In this case, according to the records, the "detailed description of the invention" and "a simple description of the drawings" recorded in the 3th description of the patent application with the description and the subsequent description and the 3th description of the "exploiting tape" are not stated (i) the combination of the above 36) and the 3rd code (34), but also the combination of the 3rd code of technology and the 3rd code of technology so that it is difficult to understand the mutual relation and effects of the 7th code of technology and the 7th code of equipment connected to the 3rd code of technology (see, e.g., the 7th code of equipment) and the 7th code of equipment to be delivered by the 3rd code of equipment to the 3rd code of technology, and it is hard to see that the 17th code of equipment and the 3th code of equipment are combined with the 7th code of equipment and equipment to be delivered to the 3th code of equipment and operation (see, e.g. the 7th code of equipment).
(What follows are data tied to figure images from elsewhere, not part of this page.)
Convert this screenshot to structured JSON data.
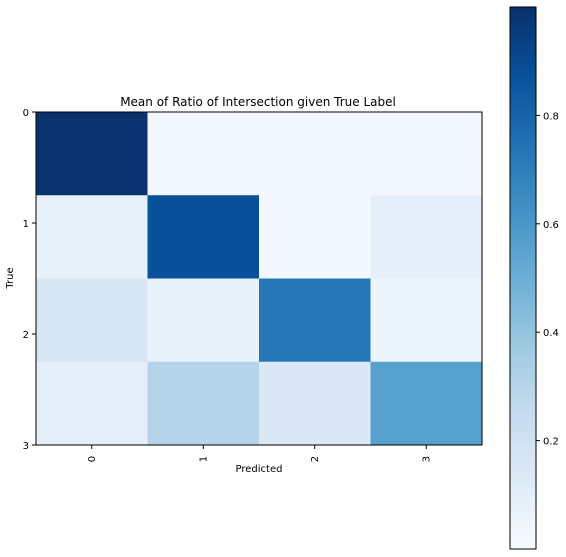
{
  "chart_data": {
    "type": "heatmap",
    "title": "Mean of Ratio of Intersection given True Label",
    "xlabel": "Predicted",
    "ylabel": "True",
    "x_categories": [
      "0",
      "1",
      "2",
      "3"
    ],
    "y_categories": [
      "0",
      "1",
      "2",
      "3"
    ],
    "values": [
      [
        0.99,
        0.02,
        0.02,
        0.02
      ],
      [
        0.08,
        0.88,
        0.02,
        0.09
      ],
      [
        0.16,
        0.08,
        0.73,
        0.05
      ],
      [
        0.1,
        0.3,
        0.14,
        0.56
      ]
    ],
    "colormap": "Blues",
    "color_range": [
      0.0,
      1.0
    ],
    "colorbar": {
      "ticks": [
        0.2,
        0.4,
        0.6,
        0.8
      ],
      "tick_labels": [
        "0.2",
        "0.4",
        "0.6",
        "0.8"
      ],
      "range": [
        0.0,
        1.0
      ]
    },
    "grid": false
  }
}
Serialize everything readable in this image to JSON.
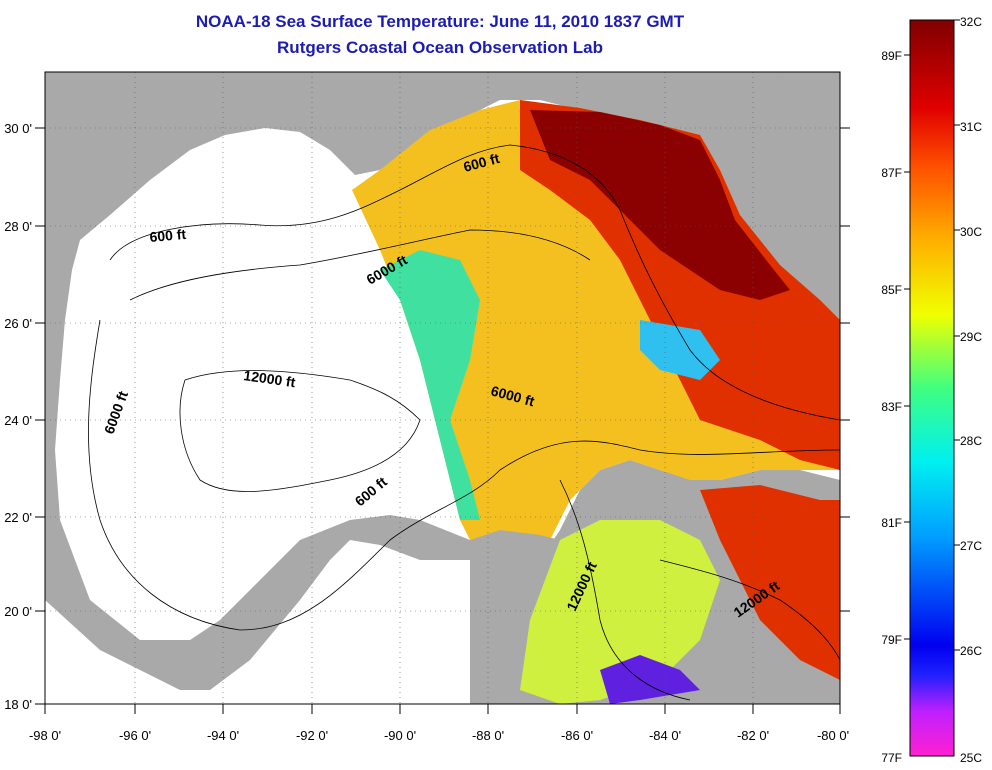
{
  "title": "NOAA-18 Sea Surface Temperature:  June 11, 2010 1837 GMT",
  "subtitle": "Rutgers Coastal Ocean Observation Lab",
  "lon_labels": [
    "-98 0'",
    "-96 0'",
    "-94 0'",
    "-92 0'",
    "-90 0'",
    "-88 0'",
    "-86 0'",
    "-84 0'",
    "-82 0'",
    "-80 0'"
  ],
  "lat_labels": [
    "18 0'",
    "20 0'",
    "22 0'",
    "24 0'",
    "26 0'",
    "28 0'",
    "30 0'"
  ],
  "map_extent": {
    "lon_min": -98,
    "lon_max": -80,
    "lat_min": 18,
    "lat_max": 31
  },
  "contour_labels": [
    "600 ft",
    "600 ft",
    "6000 ft",
    "6000 ft",
    "12000 ft",
    "6000 ft",
    "600 ft",
    "12000 ft",
    "12000 ft"
  ],
  "colorbar": {
    "celsius_labels": [
      "32C",
      "31C",
      "30C",
      "29C",
      "28C",
      "27C",
      "26C",
      "25C"
    ],
    "fahrenheit_labels": [
      "89F",
      "87F",
      "85F",
      "83F",
      "81F",
      "79F",
      "77F"
    ],
    "range_c": [
      25,
      32
    ],
    "colors": [
      "#ff20d0",
      "#c020ff",
      "#2020ff",
      "#00a0ff",
      "#00f0f0",
      "#40ff80",
      "#f0ff00",
      "#ffb000",
      "#ff5000",
      "#e00000",
      "#800000"
    ]
  },
  "colors": {
    "land": "#a9a9a9",
    "ocean_nodata": "#ffffff",
    "title": "#1c1cb4"
  }
}
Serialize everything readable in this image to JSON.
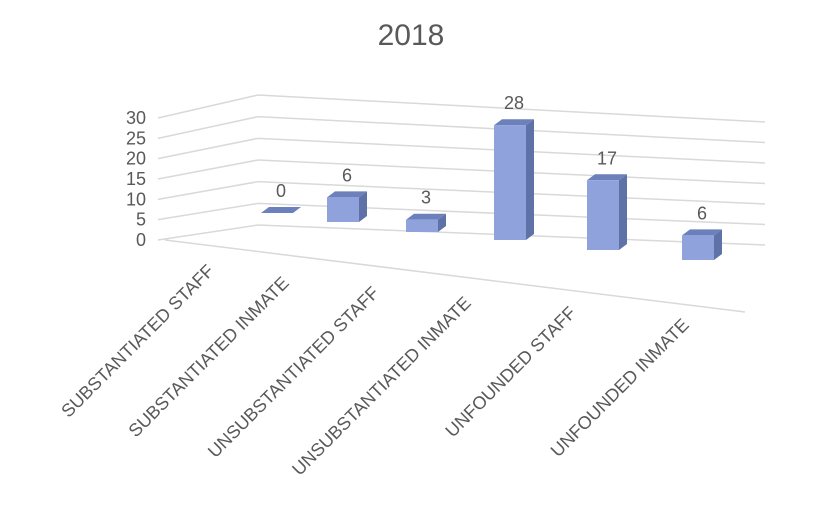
{
  "chart_data": {
    "type": "bar3d",
    "title": "2018",
    "categories": [
      "SUBSTANTIATED STAFF",
      "SUBSTANTIATED INMATE",
      "UNSUBSTANTIATED STAFF",
      "UNSUBSTANTIATED INMATE",
      "UNFOUNDED STAFF",
      "UNFOUNDED INMATE"
    ],
    "values": [
      0,
      6,
      3,
      28,
      17,
      6
    ],
    "color": "#8fa2dc",
    "ylim": [
      0,
      30
    ],
    "yticks": [
      0,
      5,
      10,
      15,
      20,
      25,
      30
    ],
    "grid": true,
    "data_labels": true
  }
}
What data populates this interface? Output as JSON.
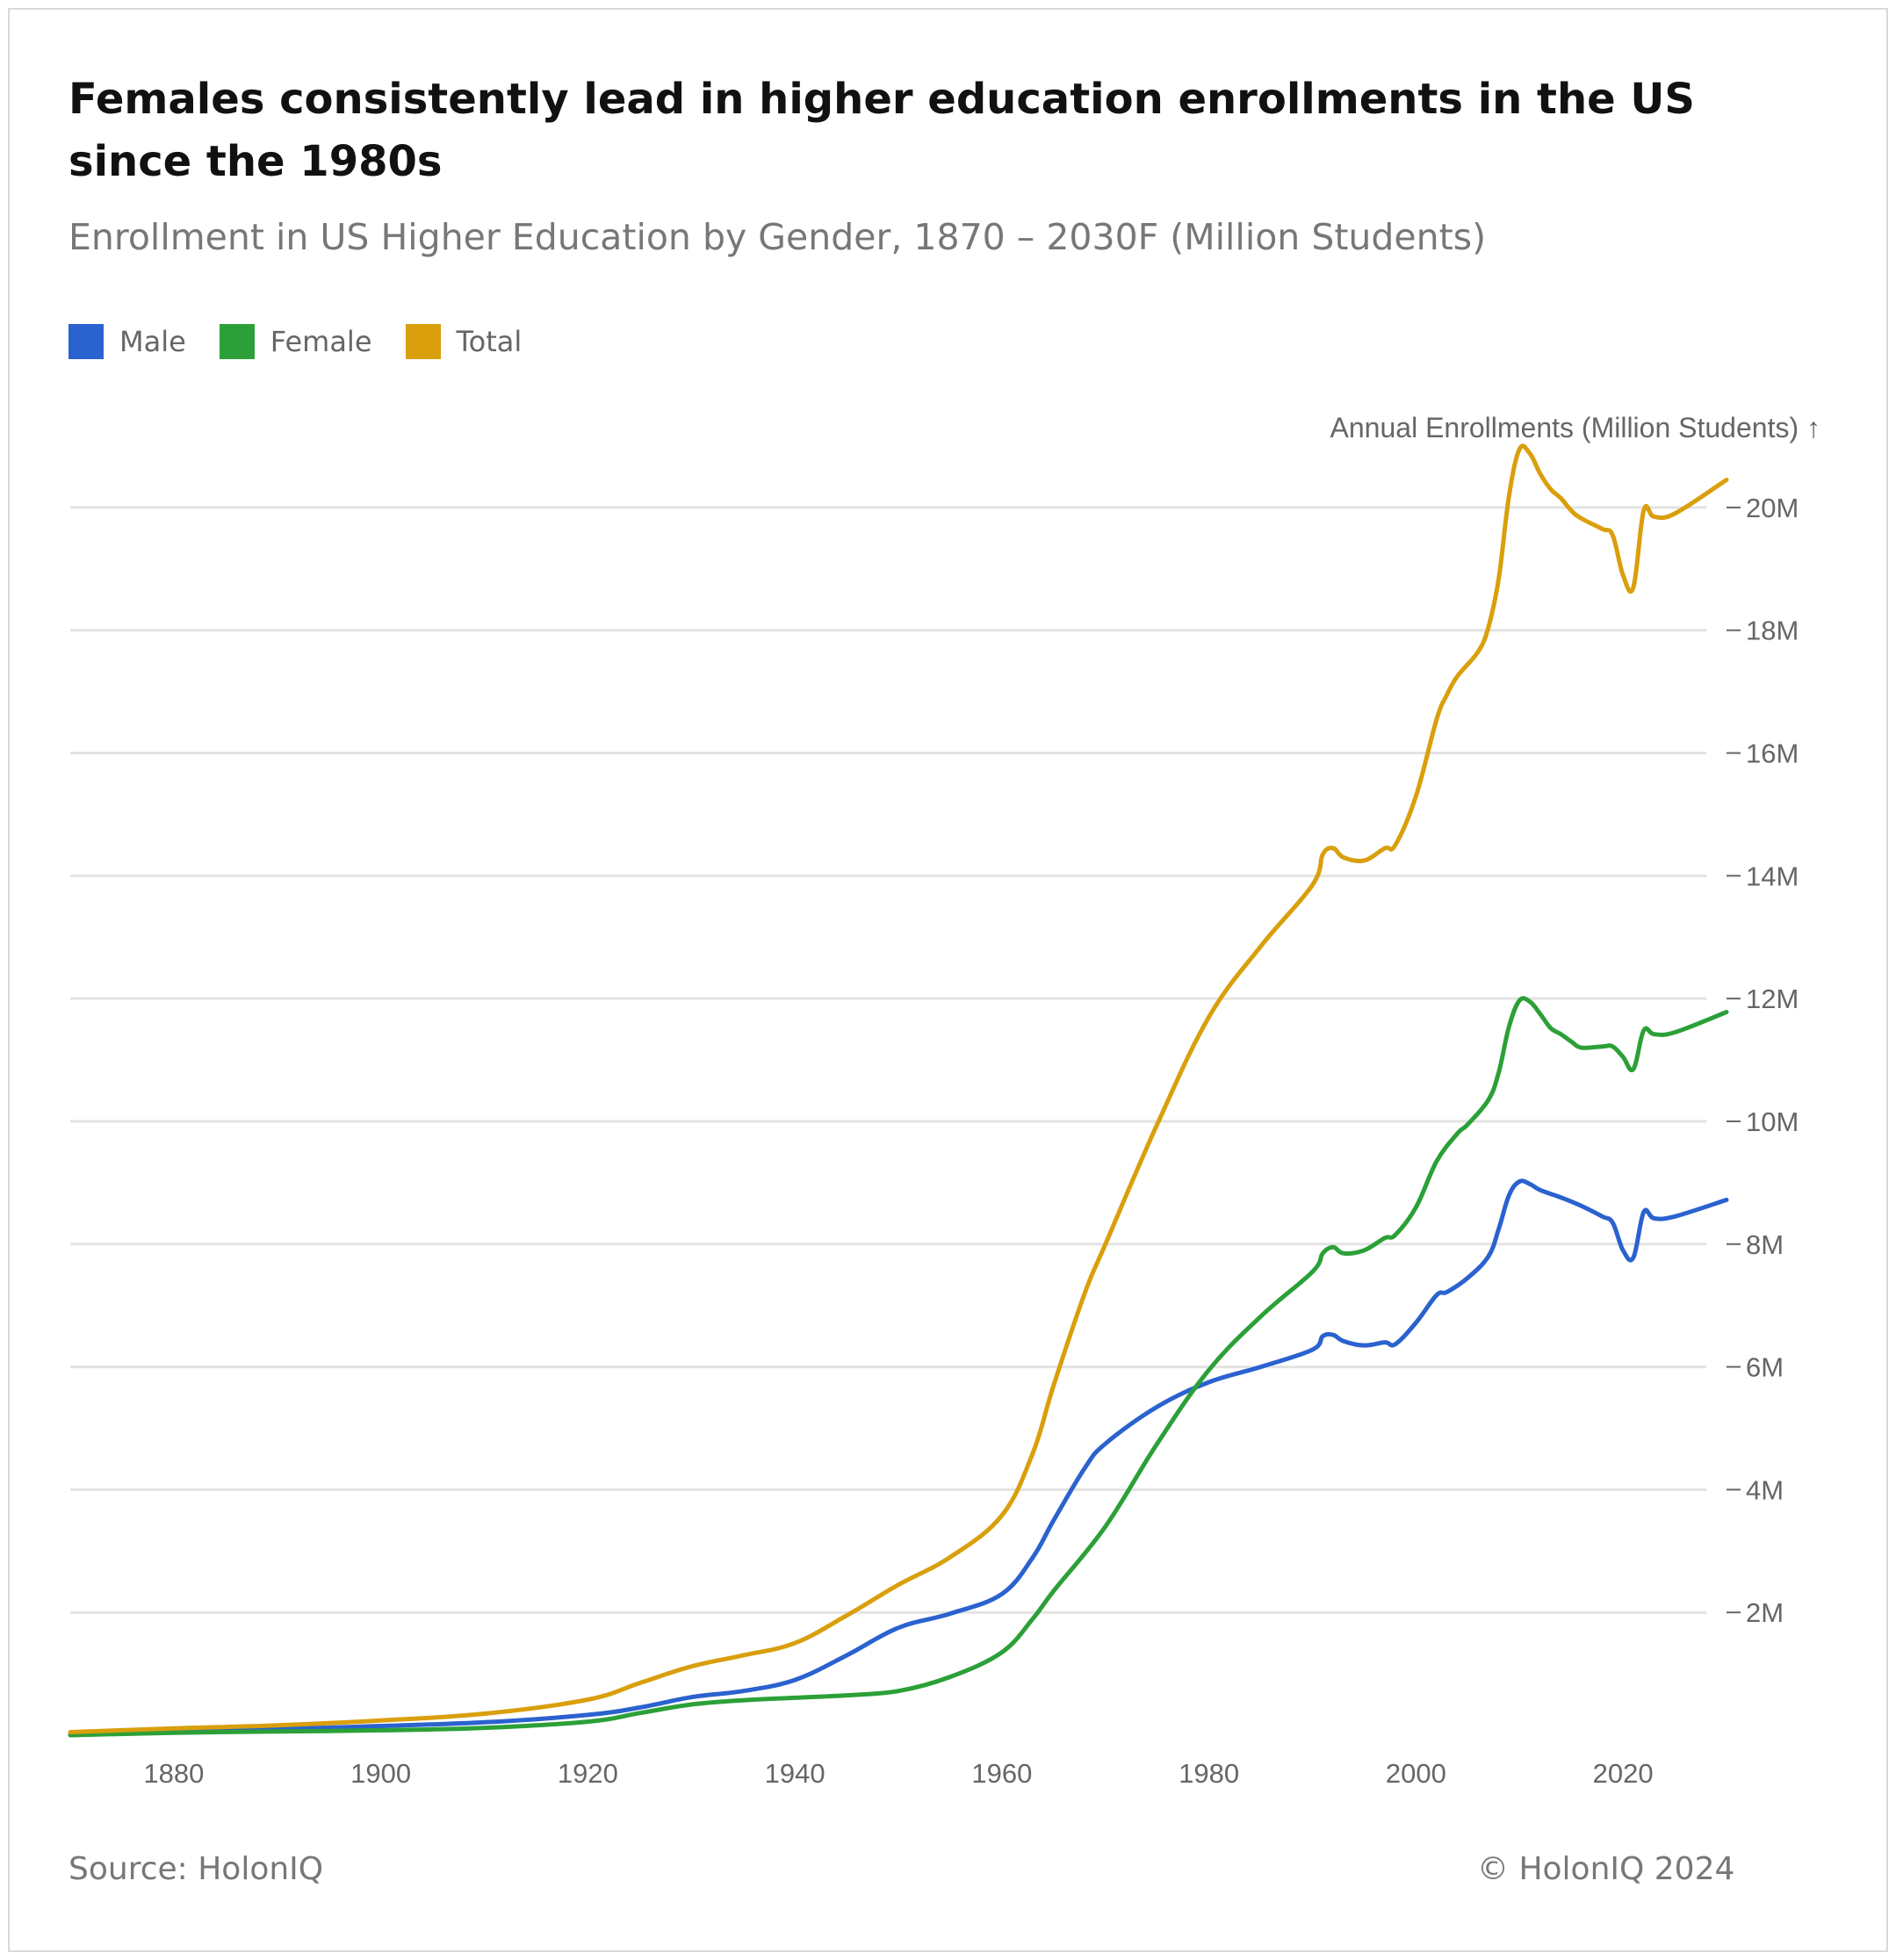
{
  "header": {
    "title": "Females consistently lead in higher education enrollments in the US since the 1980s",
    "subtitle": "Enrollment in US Higher Education by Gender, 1870 – 2030F (Million Students)"
  },
  "legend": [
    {
      "label": "Male",
      "color": "#2a62cf"
    },
    {
      "label": "Female",
      "color": "#2ca038"
    },
    {
      "label": "Total",
      "color": "#d99f0c"
    }
  ],
  "footer": {
    "source": "Source: HolonIQ",
    "copyright": "© HolonIQ 2024"
  },
  "chart_data": {
    "type": "line",
    "title": "Females consistently lead in higher education enrollments in the US since the 1980s",
    "subtitle": "Enrollment in US Higher Education by Gender, 1870 – 2030F (Million Students)",
    "xlabel": "",
    "ylabel": "Annual Enrollments (Million Students) ↑",
    "xlim": [
      1870,
      2030
    ],
    "ylim": [
      0,
      21
    ],
    "x_ticks": [
      1880,
      1900,
      1920,
      1940,
      1960,
      1980,
      2000,
      2020
    ],
    "y_ticks": [
      2,
      4,
      6,
      8,
      10,
      12,
      14,
      16,
      18,
      20
    ],
    "y_tick_labels": [
      "2M",
      "4M",
      "6M",
      "8M",
      "10M",
      "12M",
      "14M",
      "16M",
      "18M",
      "20M"
    ],
    "grid": true,
    "legend_position": "top-left",
    "series": [
      {
        "name": "Male",
        "color": "#2a62cf",
        "points": [
          [
            1870,
            0.01
          ],
          [
            1880,
            0.07
          ],
          [
            1890,
            0.1
          ],
          [
            1900,
            0.15
          ],
          [
            1910,
            0.21
          ],
          [
            1920,
            0.33
          ],
          [
            1925,
            0.45
          ],
          [
            1930,
            0.62
          ],
          [
            1935,
            0.72
          ],
          [
            1940,
            0.9
          ],
          [
            1945,
            1.3
          ],
          [
            1950,
            1.75
          ],
          [
            1955,
            1.98
          ],
          [
            1960,
            2.3
          ],
          [
            1963,
            2.9
          ],
          [
            1965,
            3.5
          ],
          [
            1968,
            4.35
          ],
          [
            1970,
            4.75
          ],
          [
            1975,
            5.35
          ],
          [
            1980,
            5.75
          ],
          [
            1985,
            6.0
          ],
          [
            1990,
            6.28
          ],
          [
            1991,
            6.5
          ],
          [
            1992,
            6.52
          ],
          [
            1993,
            6.42
          ],
          [
            1995,
            6.35
          ],
          [
            1997,
            6.4
          ],
          [
            1998,
            6.37
          ],
          [
            2000,
            6.72
          ],
          [
            2002,
            7.17
          ],
          [
            2003,
            7.22
          ],
          [
            2005,
            7.45
          ],
          [
            2007,
            7.8
          ],
          [
            2008,
            8.25
          ],
          [
            2009,
            8.8
          ],
          [
            2010,
            9.02
          ],
          [
            2011,
            8.98
          ],
          [
            2012,
            8.88
          ],
          [
            2014,
            8.76
          ],
          [
            2016,
            8.62
          ],
          [
            2018,
            8.45
          ],
          [
            2019,
            8.35
          ],
          [
            2020,
            7.9
          ],
          [
            2021,
            7.78
          ],
          [
            2022,
            8.52
          ],
          [
            2023,
            8.42
          ],
          [
            2025,
            8.45
          ],
          [
            2030,
            8.72
          ]
        ]
      },
      {
        "name": "Female",
        "color": "#2ca038",
        "points": [
          [
            1870,
            0.0
          ],
          [
            1880,
            0.04
          ],
          [
            1890,
            0.06
          ],
          [
            1900,
            0.08
          ],
          [
            1910,
            0.12
          ],
          [
            1920,
            0.22
          ],
          [
            1925,
            0.36
          ],
          [
            1930,
            0.5
          ],
          [
            1935,
            0.57
          ],
          [
            1940,
            0.61
          ],
          [
            1945,
            0.65
          ],
          [
            1950,
            0.72
          ],
          [
            1955,
            0.95
          ],
          [
            1960,
            1.35
          ],
          [
            1963,
            1.9
          ],
          [
            1965,
            2.35
          ],
          [
            1970,
            3.4
          ],
          [
            1975,
            4.75
          ],
          [
            1980,
            5.95
          ],
          [
            1985,
            6.82
          ],
          [
            1990,
            7.55
          ],
          [
            1991,
            7.85
          ],
          [
            1992,
            7.95
          ],
          [
            1993,
            7.85
          ],
          [
            1995,
            7.9
          ],
          [
            1997,
            8.1
          ],
          [
            1998,
            8.15
          ],
          [
            2000,
            8.6
          ],
          [
            2002,
            9.35
          ],
          [
            2004,
            9.8
          ],
          [
            2005,
            9.95
          ],
          [
            2007,
            10.35
          ],
          [
            2008,
            10.8
          ],
          [
            2009,
            11.55
          ],
          [
            2010,
            11.97
          ],
          [
            2011,
            11.95
          ],
          [
            2012,
            11.75
          ],
          [
            2013,
            11.52
          ],
          [
            2014,
            11.42
          ],
          [
            2015,
            11.3
          ],
          [
            2016,
            11.2
          ],
          [
            2018,
            11.22
          ],
          [
            2019,
            11.22
          ],
          [
            2020,
            11.05
          ],
          [
            2021,
            10.85
          ],
          [
            2022,
            11.48
          ],
          [
            2023,
            11.42
          ],
          [
            2025,
            11.45
          ],
          [
            2030,
            11.78
          ]
        ]
      },
      {
        "name": "Total",
        "color": "#d99f0c",
        "points": [
          [
            1870,
            0.05
          ],
          [
            1880,
            0.11
          ],
          [
            1890,
            0.16
          ],
          [
            1900,
            0.24
          ],
          [
            1910,
            0.35
          ],
          [
            1920,
            0.58
          ],
          [
            1925,
            0.85
          ],
          [
            1930,
            1.12
          ],
          [
            1935,
            1.3
          ],
          [
            1940,
            1.5
          ],
          [
            1945,
            1.95
          ],
          [
            1950,
            2.45
          ],
          [
            1955,
            2.9
          ],
          [
            1960,
            3.58
          ],
          [
            1963,
            4.6
          ],
          [
            1965,
            5.7
          ],
          [
            1968,
            7.2
          ],
          [
            1970,
            8.0
          ],
          [
            1975,
            9.95
          ],
          [
            1980,
            11.7
          ],
          [
            1985,
            12.85
          ],
          [
            1990,
            13.85
          ],
          [
            1991,
            14.35
          ],
          [
            1992,
            14.45
          ],
          [
            1993,
            14.3
          ],
          [
            1995,
            14.25
          ],
          [
            1997,
            14.45
          ],
          [
            1998,
            14.5
          ],
          [
            2000,
            15.3
          ],
          [
            2002,
            16.55
          ],
          [
            2003,
            16.95
          ],
          [
            2004,
            17.25
          ],
          [
            2006,
            17.65
          ],
          [
            2007,
            18.05
          ],
          [
            2008,
            18.85
          ],
          [
            2009,
            20.2
          ],
          [
            2010,
            20.95
          ],
          [
            2011,
            20.88
          ],
          [
            2012,
            20.55
          ],
          [
            2013,
            20.3
          ],
          [
            2014,
            20.15
          ],
          [
            2015,
            19.95
          ],
          [
            2016,
            19.82
          ],
          [
            2018,
            19.65
          ],
          [
            2019,
            19.55
          ],
          [
            2020,
            18.9
          ],
          [
            2021,
            18.7
          ],
          [
            2022,
            19.95
          ],
          [
            2023,
            19.85
          ],
          [
            2025,
            19.9
          ],
          [
            2030,
            20.45
          ]
        ]
      }
    ]
  }
}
Nevertheless, the court below held that the original invention is not patentable under Article 8(3) and (4) of the former Patent Act for the same reason as the judgment of the court below. Thus, the original decision does not contain any error of law by misunderstanding the legal principles as to the descriptions of the specification to be submitted along with the patent application or failing to properly conduct a hearing, and it is clear that such illegality has affected the trial decision. Thus, there is a reason to point this out.

3. Therefore, the case shall be reversed, and the case shall be remanded to the appellate court for a new trial and determination. It is so decided as per Disposition by the assent of all Justices who reviewed the appeal.